On May 25, 1923, the United Kingdom formally recognized Transjordan as an independent state under British oversight, and with Abdullah as emir. Military and economic affairs, as well as foreign policy, were still controlled by the British envoy, and in 1926–27 a Trans-Jordanian army (Arab Legion) was established with British support, led by British officers. In 1928, internal self-government was expanded; then Transjordan was given the right to send consuls to other Arab states. In 1925, Abdullah Ma’an and Aqaba incorporated into the kingdom, thus securing access to the sea. During World War II, Jordan played an important role in the region, and the Arab legion helped to defeat a pro-German uprising in Iraq. To see more information other than history, please visit AbbreviationFinder for geography, history, society, politics, and economy of Jordan.

The Independent Jordan

History Timeline of Jordan

On May 25, 1946, full independence was achieved, when Abdullah 1 was proclaimed king, in what from 1949 was called the Hashemite Kingdom of Jordan. The United Kingdom maintained certain rights, including military facilities, to provide financial assistance to the new state.

King Abdullah had an ambition to create a Greater Syria, which also included Palestine and Jordan, and which would absorb Iraq. The plan was met with opposition from both Egypt and Saudi Arabia, which did not want any strengthening of the Hashemite royal house, as well as the Zionists and France.

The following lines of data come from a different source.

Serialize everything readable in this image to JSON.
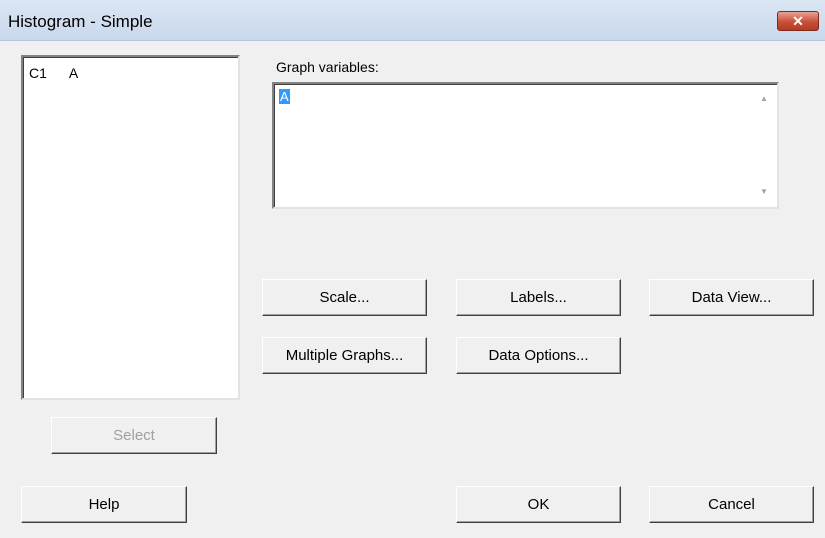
{
  "window": {
    "title": "Histogram - Simple",
    "close_symbol": "✕"
  },
  "variables_list": {
    "items": [
      {
        "column": "C1",
        "name": "A"
      }
    ]
  },
  "graph_variables": {
    "label": "Graph variables:",
    "value": "A"
  },
  "buttons": {
    "scale": "Scale...",
    "labels": "Labels...",
    "data_view": "Data View...",
    "multiple_graphs": "Multiple Graphs...",
    "data_options": "Data Options...",
    "select": "Select",
    "help": "Help",
    "ok": "OK",
    "cancel": "Cancel"
  }
}
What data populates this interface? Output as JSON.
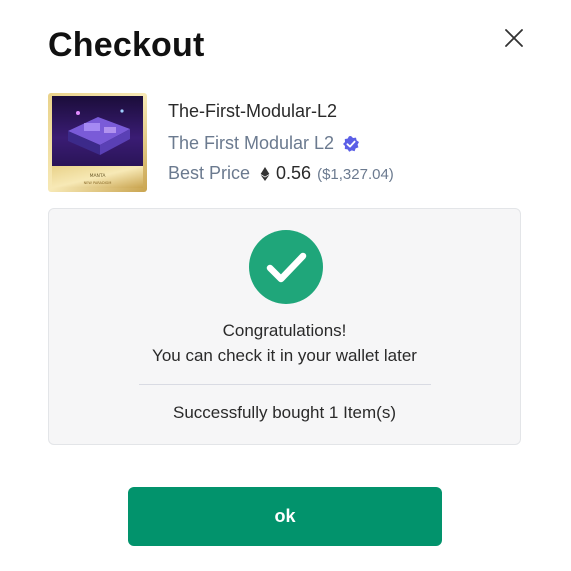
{
  "dialog": {
    "title": "Checkout"
  },
  "item": {
    "name": "The-First-Modular-L2",
    "collection": "The First Modular L2",
    "price_label": "Best Price",
    "price_eth": "0.56",
    "price_usd": "($1,327.04)",
    "thumbnail_icon": "nft-thumbnail",
    "thumbnail_caption": "MANTA",
    "thumbnail_subcaption": "NEW PARADIGM"
  },
  "result": {
    "congrats": "Congratulations!",
    "wallet_note": "You can check it in your wallet later",
    "success": "Successfully bought 1 Item(s)"
  },
  "actions": {
    "ok_label": "ok"
  },
  "colors": {
    "accent_green": "#02936c",
    "check_circle": "#1fa67a",
    "verified_badge": "#5b5fe6",
    "muted_text": "#6b7a8f"
  },
  "icons": {
    "close": "close-icon",
    "verified": "verified-badge-icon",
    "eth": "eth-icon",
    "success": "checkmark-circle-icon"
  }
}
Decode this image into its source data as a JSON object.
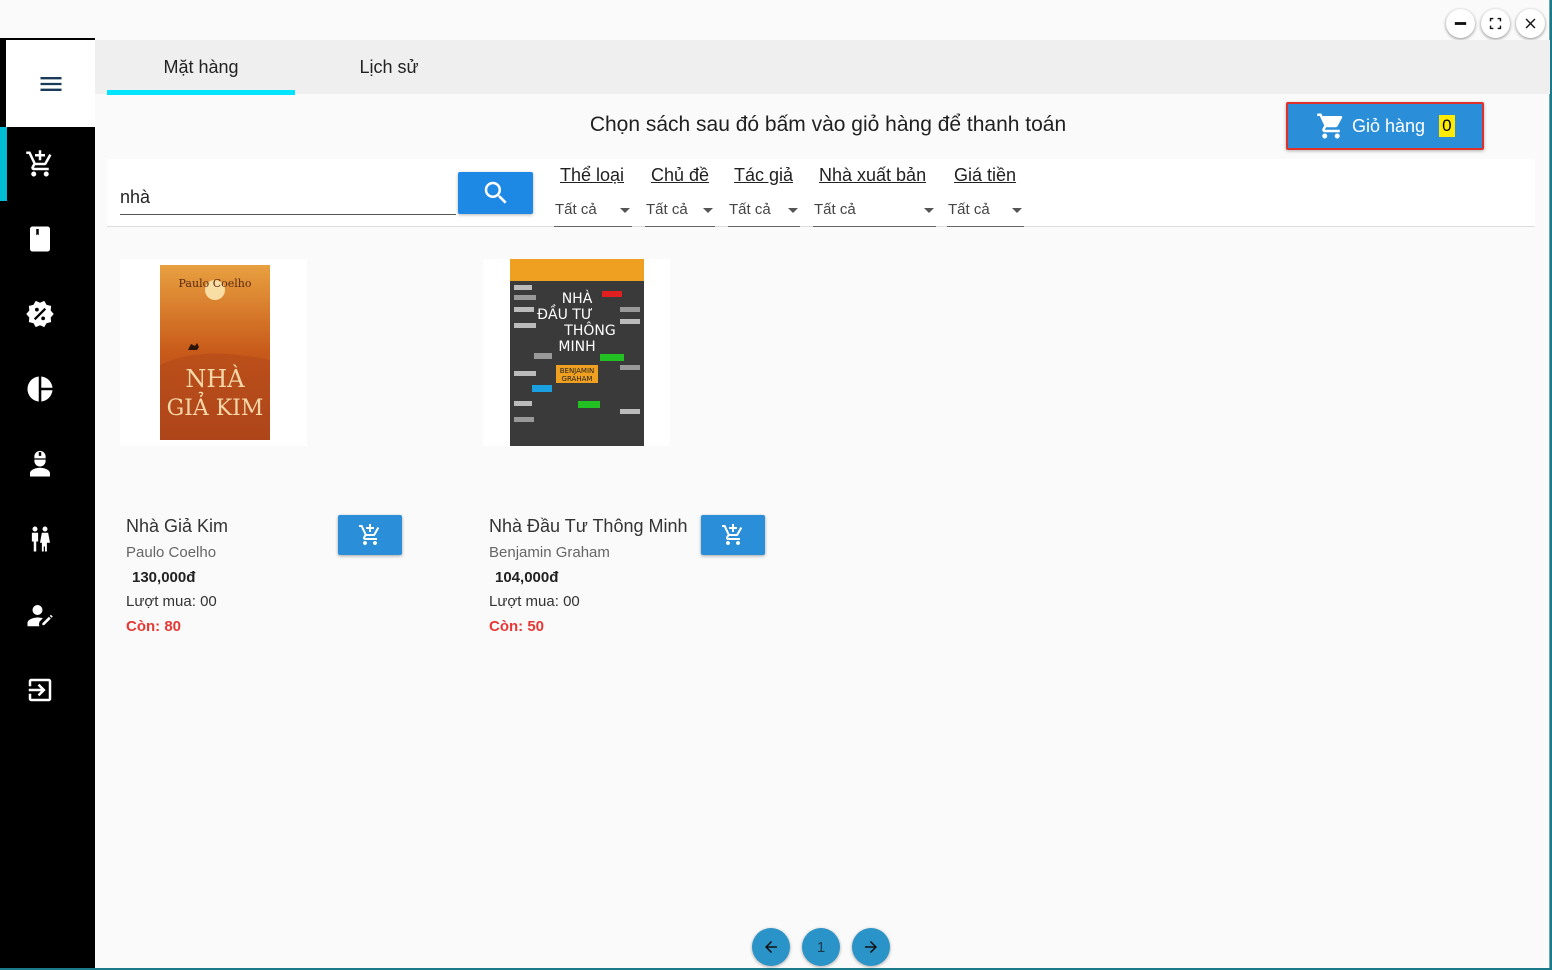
{
  "window_controls": {
    "minimize_icon": "minimize-icon",
    "maximize_icon": "fullscreen-icon",
    "close_icon": "close-icon"
  },
  "sidebar": {
    "items": [
      {
        "icon": "cart-icon"
      },
      {
        "icon": "book-icon"
      },
      {
        "icon": "discount-icon"
      },
      {
        "icon": "pie-chart-icon"
      },
      {
        "icon": "employee-icon"
      },
      {
        "icon": "customers-icon"
      },
      {
        "icon": "edit-user-icon"
      },
      {
        "icon": "logout-icon"
      }
    ]
  },
  "tabs": [
    {
      "label": "Mặt hàng",
      "active": true
    },
    {
      "label": "Lịch sử",
      "active": false
    }
  ],
  "heading": "Chọn sách sau đó bấm vào giỏ hàng để thanh toán",
  "cart": {
    "label": "Giỏ hàng",
    "count": "0"
  },
  "search": {
    "value": "nhà"
  },
  "filters": [
    {
      "label": "Thể loại",
      "value": "Tất cả"
    },
    {
      "label": "Chủ đề",
      "value": "Tất cả"
    },
    {
      "label": "Tác giả",
      "value": "Tất cả"
    },
    {
      "label": "Nhà xuất bản",
      "value": "Tất cả"
    },
    {
      "label": "Giá tiền",
      "value": "Tất cả"
    }
  ],
  "products": [
    {
      "name": "Nhà Giả Kim",
      "author": "Paulo Coelho",
      "price": "130,000đ",
      "sold": "Lượt mua: 00",
      "stock": "Còn: 80",
      "cover": {
        "top_text": "Paulo Coelho",
        "title_line1": "NHÀ",
        "title_line2": "GIẢ KIM"
      }
    },
    {
      "name": "Nhà Đầu Tư Thông Minh",
      "author": "Benjamin Graham",
      "price": "104,000đ",
      "sold": "Lượt mua: 00",
      "stock": "Còn: 50",
      "cover": {
        "title_line1": "NHÀ",
        "title_line2": "ĐẦU TƯ",
        "title_line3": "THÔNG",
        "title_line4": "MINH",
        "author_line1": "BENJAMIN",
        "author_line2": "GRAHAM"
      }
    }
  ],
  "pagination": {
    "current_page": "1"
  },
  "colors": {
    "accent": "#00e5ff",
    "primary_button": "#2a8fd8",
    "stock_red": "#e53935",
    "cart_badge": "#ffeb00"
  }
}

A political main concern for the new state, then as later, was the development of the remaining part of the British mandate Palestine. When Israel was founded in 1948, Jordan joined the Arab attack on the new state and occupied the so-called West Bank (Jordan River) and East Jerusalem. This territory was annexed and incorporated into Jordan in 1950 – with the support of the United Kingdom but for protests in the Arab world. Many Palestinians saw this as a betrayal, and a Palestinian nationalist was assassinated in 1951 King Abdullah in Jerusalem. His son Talal became new king but was mentally ill and abdicated the following year. Then his son Prince Hussein was proclaimed king, 16 years old. He ascended the throne when he turned 18, in 1953. King Hussein sat on the throne until his death in 1999, and was succeeded by his son Abdullah 2.

King Hussein continued throughout his years in power the balancing act that has characterized Jordanian politics, both internally and externally: internally between the large Palestinian people (from the West Bank) who are Jordanian citizens, and eventually constitute a majority of the population, and the original transjordanians. (from the East Bank); externally between maintaining good relations with the West and at the same time identifying with the Arab world and taking part in the struggle for an independent Palestine – against an Israel supported by the West.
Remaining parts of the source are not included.